Kusanagi, like the Puppet Master, is post-human: someone whose body is a "full-replacement" shell. Her ghost, which the movie likens to a soul using the Japanese word tamashii, has been inserted into a new cyborg frame, leaving her disconnected from her former self. Throughout the movie, this leaves her in a state of ontological uncertainty, questioning the very nature of her own being with statements like, "the real me died a long time ago," and, "Maybe there was never a real 'me' to begin with."

It also means traditional concepts of gender and race maybe no longer apply to Kusanagi. This is something the live-action remake of "Ghost in the Shell," starring Scarlet Johannson, would explore further with its controversial plot involving a Japanese woman in a white woman's body. In the anime Kusanagi, we see the potential for the trans allegory that "The Matrix" would later become for writer-directors Lana and Lilly Wachowski.

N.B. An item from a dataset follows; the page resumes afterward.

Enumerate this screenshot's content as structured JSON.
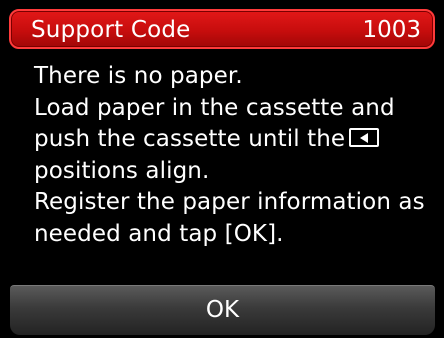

Though "Ghost in the Shell" has some typical, scopophilic moments of fan-service nudity, having Kusanagi strip down naked when she activates her thermoptic camouflage and turns invisible isn't just about fetishizing women's bodies. As she struggles to lift the lid off the spider tank, every muscle in Kusanagi's mechanical body bulges, making her look more masculine, like a weightlifter, and thereby complicating the sexualization of her as an object of feminine desire.

Neither the Puppet Master nor the Major

Project 2501/the Puppet Master is the answer to the question, "What if a computer brain could generate a ghost and harbor a soul?" As it lobbies for political asylum as an autonomous new life form, it argues that human memories are as good as fantasy and that, "the DNA you carry is nothing more than a self-preserving program itself." If the garbage man can be rewired with the virtual dream of a family, who's to say anyone's memories are real?

Though a virus would pose a threat to the Puppet Master, it lacks true humanity in that it can't die naturally or beget unique children. It can only copy itself, so it wants to prevent its own extinction by merging with Kusanagi and bearing "offspring into the net itself." This it manages to do before Section 6's snipers destroy both their bodies.

Luckily, Batou is able to save Kusanagi's cyber-brain and outfit it with a new child-sized cyborg shell that he got on the black market. He explains that the Puppet Master case has been covered up as the work of a terrorist and that it "ended in a draw" between Section 9 and Section 6. Meanwhile, Kusanagi has been reborn into a new body, her voice now gravitating between a child's and her old recognizable adult voice.

"Here before you is neither the program called the Puppet Master, nor the woman that was called the Major," she tells Batou. As the credits roll and composer Kenji Kawai's score gives way to U2 and Brian Eno's "One Minute Warning," the audience has witnessed the next stage of post-human evolution, while Kusanagi and the Puppet Master's daughter is left to look out over the city, pondering where she might go in the "vast and limitless" net.